Friday, September 30, 2011 at 01:28 AM

I live in yorkshire and i can tell you fornightly collections for a average family of 6 simply does not and cannot work full stop. Over a period of 1-2 years i have paid the council hundreds of pounds to remove th excess green bin rubbish that builds up over the weeks. Every fortnight we have at the very least 4-5 black bags of green bin rubbish that cannot fit into the bin, eventually this builds up and up, and on average cost around £70- £120 to have the council remove it, a few timnes a year. Having no transport ( and if we did why would we polute it with rubbish ) we cannot go to the tip to remove it ourselves. Wouldn`t we be doing the councils job even if we did?! I`m wondering how many familys there are like us. I`ve lived in lancashire , inpaticular blackpool, ( a bin man is a bin man , the old fashioned hard working type ), not afraid of a bin lid half inch above its limit. These bin men work the aleet ways of blackpool removing anything in there path from wripped bin bags ( not in a bin ) to old cookers.
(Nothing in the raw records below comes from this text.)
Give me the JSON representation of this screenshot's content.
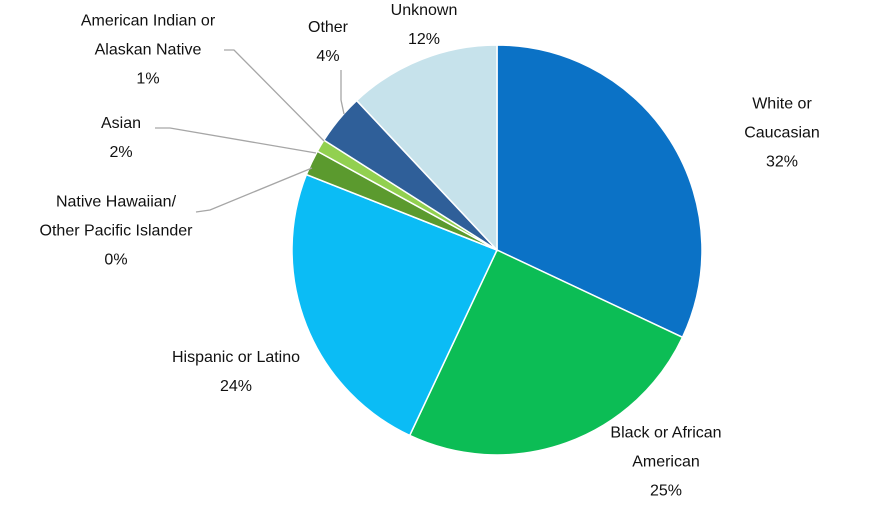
{
  "chart_data": {
    "type": "pie",
    "categories": [
      "White or Caucasian",
      "Black or African\nAmerican",
      "Hispanic or Latino",
      "Native Hawaiian/\nOther Pacific Islander",
      "Asian",
      "American Indian or\nAlaskan Native",
      "Other",
      "Unknown"
    ],
    "values": [
      32,
      25,
      24,
      0,
      2,
      1,
      4,
      12
    ],
    "value_labels": [
      "32%",
      "25%",
      "24%",
      "0%",
      "2%",
      "1%",
      "4%",
      "12%"
    ],
    "colors": [
      "#0b72c6",
      "#0cbd55",
      "#0bbcf5",
      "#2f5a1a",
      "#5b9a2e",
      "#92d050",
      "#2f5f99",
      "#c6e2eb"
    ]
  }
}
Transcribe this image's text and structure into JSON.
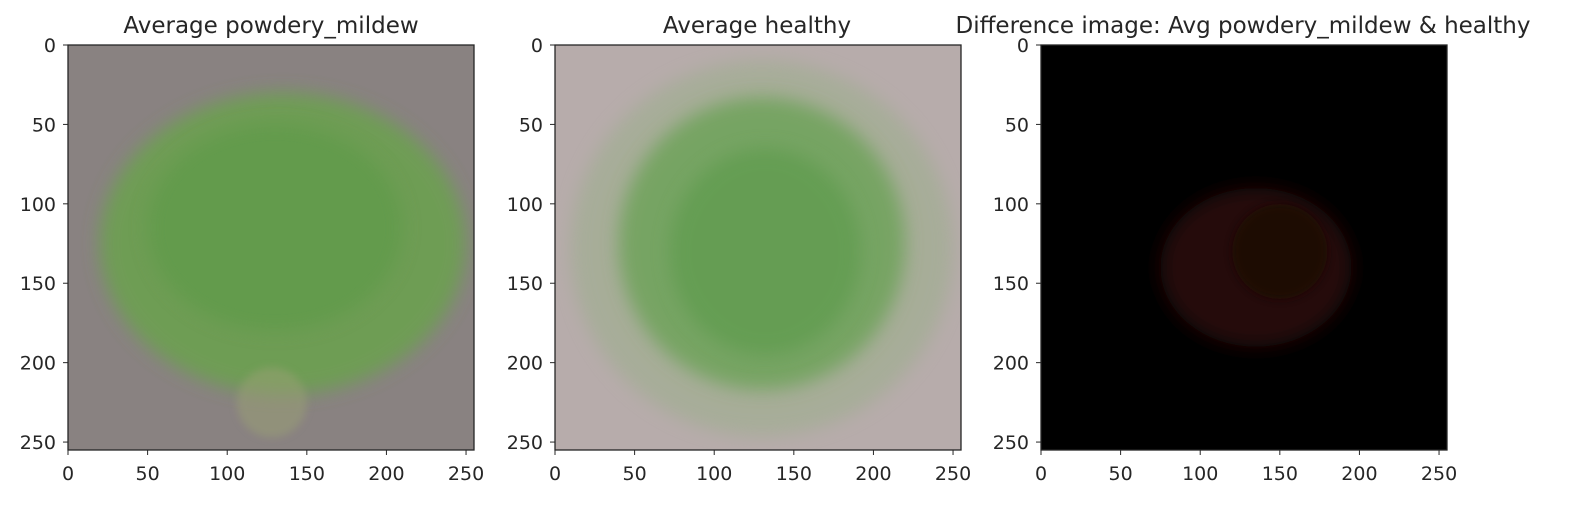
{
  "chart_data": [
    {
      "type": "image",
      "title": "Average powdery_mildew",
      "xlim": [
        0,
        255
      ],
      "ylim": [
        255,
        0
      ],
      "xticks": [
        0,
        50,
        100,
        150,
        200,
        250
      ],
      "yticks": [
        0,
        50,
        100,
        150,
        200,
        250
      ],
      "grid": false,
      "colors": {
        "background": "#898281",
        "leaf": "#6aa24e",
        "leaf_dark": "#5c9a46"
      }
    },
    {
      "type": "image",
      "title": "Average healthy",
      "xlim": [
        0,
        255
      ],
      "ylim": [
        255,
        0
      ],
      "xticks": [
        0,
        50,
        100,
        150,
        200,
        250
      ],
      "yticks": [
        0,
        50,
        100,
        150,
        200,
        250
      ],
      "grid": false,
      "colors": {
        "background": "#b7acab",
        "leaf": "#6ea35a",
        "leaf_dark": "#5a9a4a"
      }
    },
    {
      "type": "image",
      "title": "Difference image: Avg powdery_mildew & healthy",
      "xlim": [
        0,
        255
      ],
      "ylim": [
        255,
        0
      ],
      "xticks": [
        0,
        50,
        100,
        150,
        200,
        250
      ],
      "yticks": [
        0,
        50,
        100,
        150,
        200,
        250
      ],
      "grid": false,
      "colors": {
        "background": "#000000",
        "leaf": "#2a0c08",
        "leaf_dark": "#1a0705"
      }
    }
  ]
}
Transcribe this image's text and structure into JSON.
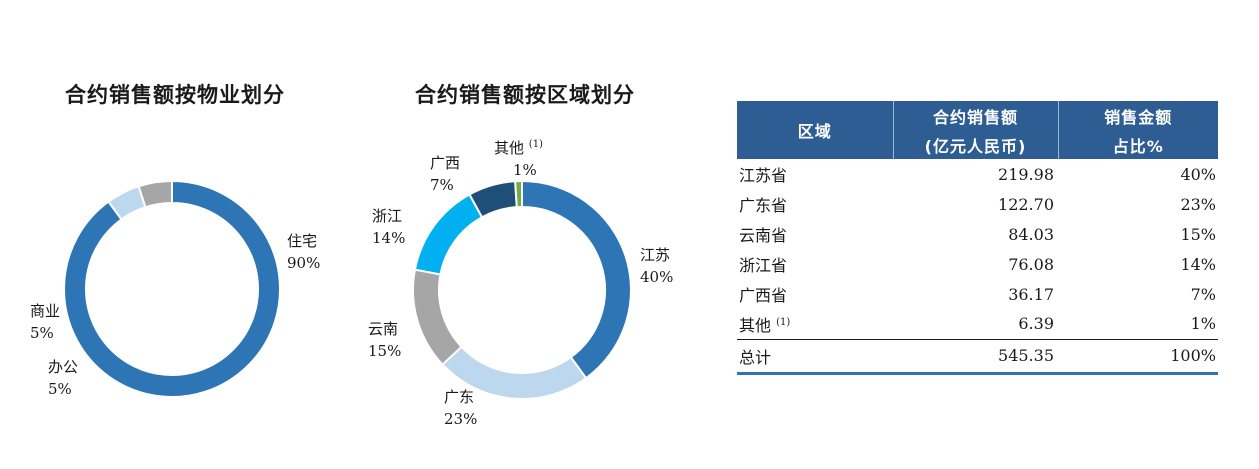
{
  "titles": {
    "property": "合约销售额按物业划分",
    "region": "合约销售额按区域划分"
  },
  "chart_data": [
    {
      "type": "pie",
      "title": "合约销售额按物业划分",
      "categories": [
        "住宅",
        "办公",
        "商业"
      ],
      "values": [
        90,
        5,
        5
      ],
      "labels": [
        "90%",
        "5%",
        "5%"
      ],
      "colors": [
        "#2e75b6",
        "#bdd7ee",
        "#a6a6a6"
      ]
    },
    {
      "type": "pie",
      "title": "合约销售额按区域划分",
      "categories": [
        "江苏",
        "广东",
        "云南",
        "浙江",
        "广西",
        "其他"
      ],
      "values": [
        40,
        23,
        15,
        14,
        7,
        1
      ],
      "labels": [
        "40%",
        "23%",
        "15%",
        "14%",
        "7%",
        "1%"
      ],
      "colors": [
        "#2e75b6",
        "#bdd7ee",
        "#a6a6a6",
        "#00b0f0",
        "#1f4e79",
        "#70ad47"
      ],
      "footnote_mark": "(1)"
    }
  ],
  "table": {
    "headers": {
      "region": "区域",
      "amount_line1": "合约销售额",
      "amount_line2": "(亿元人民币)",
      "share_line1": "销售金额",
      "share_line2": "占比%"
    },
    "rows": [
      {
        "region": "江苏省",
        "amount": "219.98",
        "share": "40%"
      },
      {
        "region": "广东省",
        "amount": "122.70",
        "share": "23%"
      },
      {
        "region": "云南省",
        "amount": "84.03",
        "share": "15%"
      },
      {
        "region": "浙江省",
        "amount": "76.08",
        "share": "14%"
      },
      {
        "region": "广西省",
        "amount": "36.17",
        "share": "7%"
      },
      {
        "region": "其他",
        "amount": "6.39",
        "share": "1%",
        "mark": "(1)"
      }
    ],
    "total": {
      "region": "总计",
      "amount": "545.35",
      "share": "100%"
    }
  }
}
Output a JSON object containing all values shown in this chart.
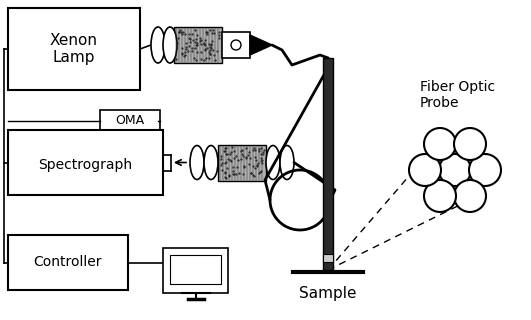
{
  "bg_color": "#ffffff",
  "line_color": "#000000",
  "xenon_lamp_label": "Xenon\nLamp",
  "oma_label": "OMA",
  "spectrograph_label": "Spectrograph",
  "controller_label": "Controller",
  "fiber_optic_label": "Fiber Optic\nProbe",
  "sample_label": "Sample",
  "figsize": [
    5.31,
    3.2
  ],
  "dpi": 100
}
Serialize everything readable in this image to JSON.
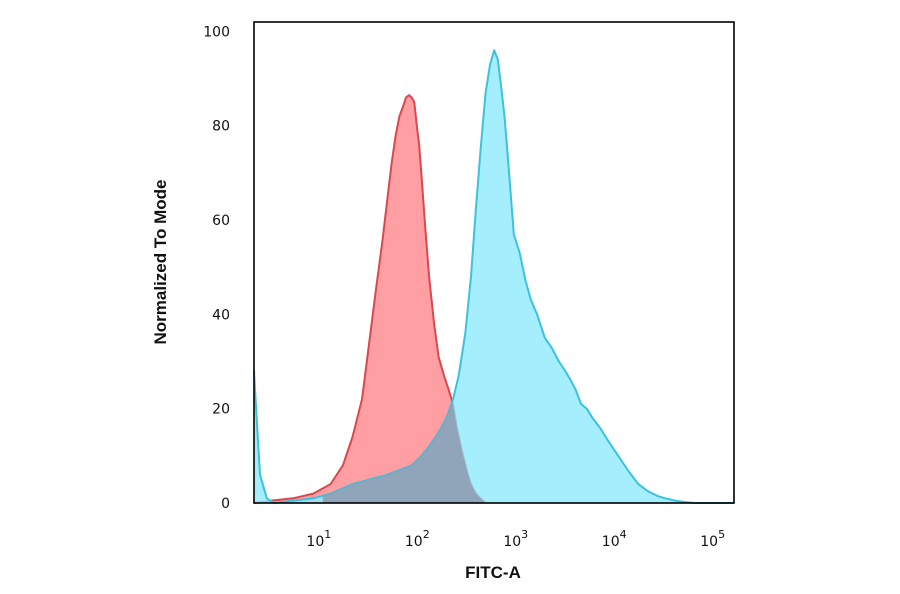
{
  "chart_data": {
    "type": "area",
    "xlabel": "FITC-A",
    "ylabel": "Normalized To Mode",
    "x_scale": "log",
    "xlim": [
      2,
      150000
    ],
    "ylim": [
      0,
      102
    ],
    "grid": false,
    "legend": "none",
    "x_ticks": [
      {
        "value": 10,
        "base": "10",
        "exp": "1"
      },
      {
        "value": 100,
        "base": "10",
        "exp": "2"
      },
      {
        "value": 1000,
        "base": "10",
        "exp": "3"
      },
      {
        "value": 10000,
        "base": "10",
        "exp": "4"
      },
      {
        "value": 100000,
        "base": "10",
        "exp": "5"
      }
    ],
    "y_ticks": [
      0,
      20,
      40,
      60,
      80,
      100
    ],
    "series": [
      {
        "color": "#f47b7b",
        "fill": "#ff9a9e",
        "stroke": "#d9484f",
        "x": [
          2,
          3,
          5,
          8,
          12,
          16,
          20,
          25,
          30,
          35,
          40,
          45,
          50,
          55,
          60,
          65,
          70,
          75,
          80,
          85,
          90,
          95,
          100,
          110,
          120,
          135,
          150,
          170,
          190,
          210,
          230,
          260,
          290,
          320,
          360,
          400,
          450
        ],
        "y": [
          0,
          0.5,
          1,
          2,
          4,
          8,
          14,
          22,
          35,
          46,
          55,
          64,
          72,
          78,
          82,
          84,
          86,
          86.5,
          86,
          85,
          80,
          76,
          70,
          58,
          48,
          38,
          31,
          27,
          24,
          21,
          16,
          11,
          7,
          4,
          2,
          1,
          0
        ]
      },
      {
        "color": "#35c3e6",
        "fill": "#8eeafc",
        "stroke": "#3cc1de",
        "x": [
          2,
          2.1,
          2.3,
          2.7,
          3.2,
          5,
          8,
          12,
          20,
          30,
          45,
          60,
          80,
          100,
          120,
          150,
          180,
          210,
          240,
          280,
          320,
          360,
          400,
          450,
          500,
          550,
          600,
          650,
          700,
          780,
          870,
          1000,
          1150,
          1300,
          1500,
          1800,
          2100,
          2500,
          2900,
          3300,
          3700,
          4200,
          4800,
          5500,
          6500,
          8000,
          10000,
          12500,
          16000,
          20000,
          25000,
          30000,
          38000,
          48000,
          60000,
          80000,
          110000,
          150000
        ],
        "y": [
          28,
          20,
          6,
          1,
          0,
          0.5,
          1,
          2,
          4,
          5,
          6,
          7,
          8,
          10,
          12,
          15,
          18,
          22,
          27,
          36,
          48,
          63,
          75,
          87,
          93,
          96,
          94,
          88,
          82,
          70,
          57,
          53,
          47,
          43,
          40,
          35,
          33,
          30,
          28,
          26,
          24,
          21,
          20,
          18,
          16,
          13,
          10,
          7,
          4,
          2.5,
          1.5,
          1,
          0.5,
          0.2,
          0,
          0,
          0,
          0
        ]
      }
    ]
  }
}
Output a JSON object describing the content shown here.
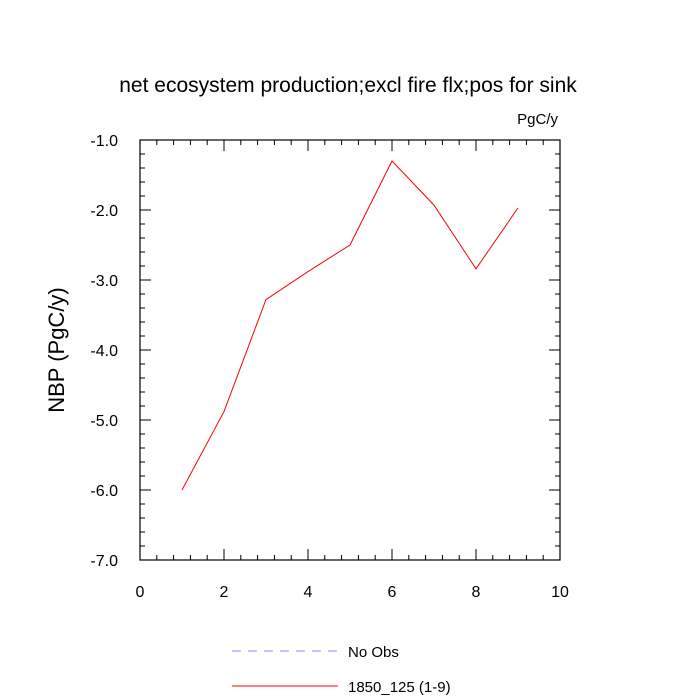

Its a shame all bin rubbish collections aren`t done in the same fashion..



1

BrianW

Tuesday, August 23, 2011 at 06:19 PM

It is disturbing to note a report detailing joined up thinking can achieve 70% recycling when only 10 days ago we were informed that the Yorkshire Authorities claim polluting, inflexible and expensive incineration is the way to go for future waste disposal in the County. It is surely time for a full enquiry into Yorkshire’s approach to the waste challenge. The Sheffield incineratorEFW operating experience highlights failure to embrace waste reality with current required import of feedstock with transport impact to compensate for reducing waste availability locally. The inability of East Riding to utilise potential of waste illustrates fundamental problems in application of due diligence. I note on large Local Authority controlled caravan sites a single token waste paper disposal point with a number of general bins around the site which encourages contamination of recyclable material.We are aware recycling paper brings 70% gain over burning to provide energy plus recycling minimises pollution impact. With the knowledge that 70% recycling is achievable why are the Authorities so determined to ignore superior , preferred waste streaming and waste cash on expensive burning processes causing deliberate air quality degradation? Where are joined up thinking, due diligence and duty of care when we need them most ?.